I’ve written a series of poems with titles that are both nouns and verbs. I like the way the fact and the action shimmer around each other. As to the subject of this poem: my mother used to send me to school with sandwiches on brown bread—sandwiches with fillings over which she took extra time, fillings that were decisively not the run-of-the-mill bologna or peanut butter on white. I didn’t throw my lunches away, but I wanted to do so. This story about another person in another time therefore struck me when I heard it. That desire to fit in, to be average not odd, is, I suspect, common to many until we become more comfortable with ourselves, with who we are, where we come from. But all I knew when I sat down to write was that I understood that young boy.

 

In the Bishop’s Garden: Hide and Seek

When I lived in Washington, I would spend many of my non-workdays reading on a bench in the Bishop’s Garden at the National Cathedral, a compact, formal English garden planted with herbs and roses, boxwood, and, at that time, a couple of big shade trees.

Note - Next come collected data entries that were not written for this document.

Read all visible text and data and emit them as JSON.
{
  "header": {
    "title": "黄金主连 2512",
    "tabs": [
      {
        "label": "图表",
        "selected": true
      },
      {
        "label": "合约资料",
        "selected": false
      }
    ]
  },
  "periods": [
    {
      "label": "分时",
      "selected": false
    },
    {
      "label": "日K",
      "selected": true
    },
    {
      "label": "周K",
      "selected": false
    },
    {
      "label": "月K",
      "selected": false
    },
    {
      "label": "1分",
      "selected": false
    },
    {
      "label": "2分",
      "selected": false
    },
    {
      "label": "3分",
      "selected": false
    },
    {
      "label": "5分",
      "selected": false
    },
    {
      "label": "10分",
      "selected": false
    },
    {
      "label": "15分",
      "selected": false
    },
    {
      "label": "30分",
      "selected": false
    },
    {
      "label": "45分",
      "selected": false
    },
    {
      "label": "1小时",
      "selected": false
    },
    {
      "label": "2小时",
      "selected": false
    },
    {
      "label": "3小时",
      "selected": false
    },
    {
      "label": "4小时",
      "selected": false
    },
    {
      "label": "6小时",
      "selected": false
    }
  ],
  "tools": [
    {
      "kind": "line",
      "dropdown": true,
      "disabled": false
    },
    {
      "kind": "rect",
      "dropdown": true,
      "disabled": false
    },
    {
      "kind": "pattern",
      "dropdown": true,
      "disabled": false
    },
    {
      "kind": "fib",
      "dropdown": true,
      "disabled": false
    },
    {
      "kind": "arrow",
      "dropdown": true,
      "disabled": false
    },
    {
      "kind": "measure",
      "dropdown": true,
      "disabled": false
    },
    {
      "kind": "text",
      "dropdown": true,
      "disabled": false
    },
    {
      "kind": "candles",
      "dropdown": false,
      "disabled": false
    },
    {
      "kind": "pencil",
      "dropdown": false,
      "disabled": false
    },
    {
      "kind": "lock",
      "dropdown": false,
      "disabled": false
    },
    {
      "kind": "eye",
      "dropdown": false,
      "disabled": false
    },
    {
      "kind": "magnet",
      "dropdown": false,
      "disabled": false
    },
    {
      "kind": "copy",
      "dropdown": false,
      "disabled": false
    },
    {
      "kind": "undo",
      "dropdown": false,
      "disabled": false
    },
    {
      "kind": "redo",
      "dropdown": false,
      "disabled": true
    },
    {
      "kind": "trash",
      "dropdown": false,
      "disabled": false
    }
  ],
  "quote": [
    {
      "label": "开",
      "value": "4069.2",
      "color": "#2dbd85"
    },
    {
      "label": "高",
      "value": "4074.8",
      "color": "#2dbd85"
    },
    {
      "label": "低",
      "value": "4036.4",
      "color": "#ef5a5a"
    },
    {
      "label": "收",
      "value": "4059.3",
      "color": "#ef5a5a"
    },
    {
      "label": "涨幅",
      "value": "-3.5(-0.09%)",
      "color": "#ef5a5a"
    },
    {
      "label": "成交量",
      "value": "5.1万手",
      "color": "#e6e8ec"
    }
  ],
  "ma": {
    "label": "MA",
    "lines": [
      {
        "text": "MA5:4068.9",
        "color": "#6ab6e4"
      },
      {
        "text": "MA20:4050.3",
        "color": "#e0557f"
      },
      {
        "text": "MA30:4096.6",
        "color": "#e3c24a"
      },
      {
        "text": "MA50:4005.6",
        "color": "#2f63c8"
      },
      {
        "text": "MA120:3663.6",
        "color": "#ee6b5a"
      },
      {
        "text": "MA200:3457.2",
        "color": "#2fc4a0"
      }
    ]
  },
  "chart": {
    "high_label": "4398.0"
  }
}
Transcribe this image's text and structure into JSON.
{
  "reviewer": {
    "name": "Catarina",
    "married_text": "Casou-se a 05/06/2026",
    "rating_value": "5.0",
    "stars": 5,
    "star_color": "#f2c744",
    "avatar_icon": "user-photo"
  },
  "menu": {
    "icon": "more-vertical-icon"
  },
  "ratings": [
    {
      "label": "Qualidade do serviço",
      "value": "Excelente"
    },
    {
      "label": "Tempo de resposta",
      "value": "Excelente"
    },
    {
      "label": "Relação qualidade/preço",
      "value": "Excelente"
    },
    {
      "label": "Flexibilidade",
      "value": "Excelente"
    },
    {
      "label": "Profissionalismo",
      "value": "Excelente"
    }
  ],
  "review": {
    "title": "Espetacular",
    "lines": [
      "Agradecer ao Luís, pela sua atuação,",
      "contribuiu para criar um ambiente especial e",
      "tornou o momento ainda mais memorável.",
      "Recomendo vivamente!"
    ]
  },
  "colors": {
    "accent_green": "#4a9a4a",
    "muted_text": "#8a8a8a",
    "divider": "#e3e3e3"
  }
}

I also spent a portion of those days looking up from my book at the people who passed through the garden. I don’t usually know when I’m starting a poem what it’s about until, through the writing, I discover why my subject interests me so. The poem, by watching on the page the father comfort his son, reminded me about how the cure to what ails me is usually outside me, in the world.

 

Lost in China

Robert Pinsky has said that each poem should have a single infinitive at its center: “to feel lost” here applies to not knowing what to do, to lacking direction—how I feel in the moment of writing may in a hidden way attach itself to the substance of the poem before me and add to the strength of a given poem’s emotion (not to mention, determine the story I am choosing to tell) . The movement and rootedness of the people around me in the poem—images I most remembered—provided a stark contrast with this sense of confusion.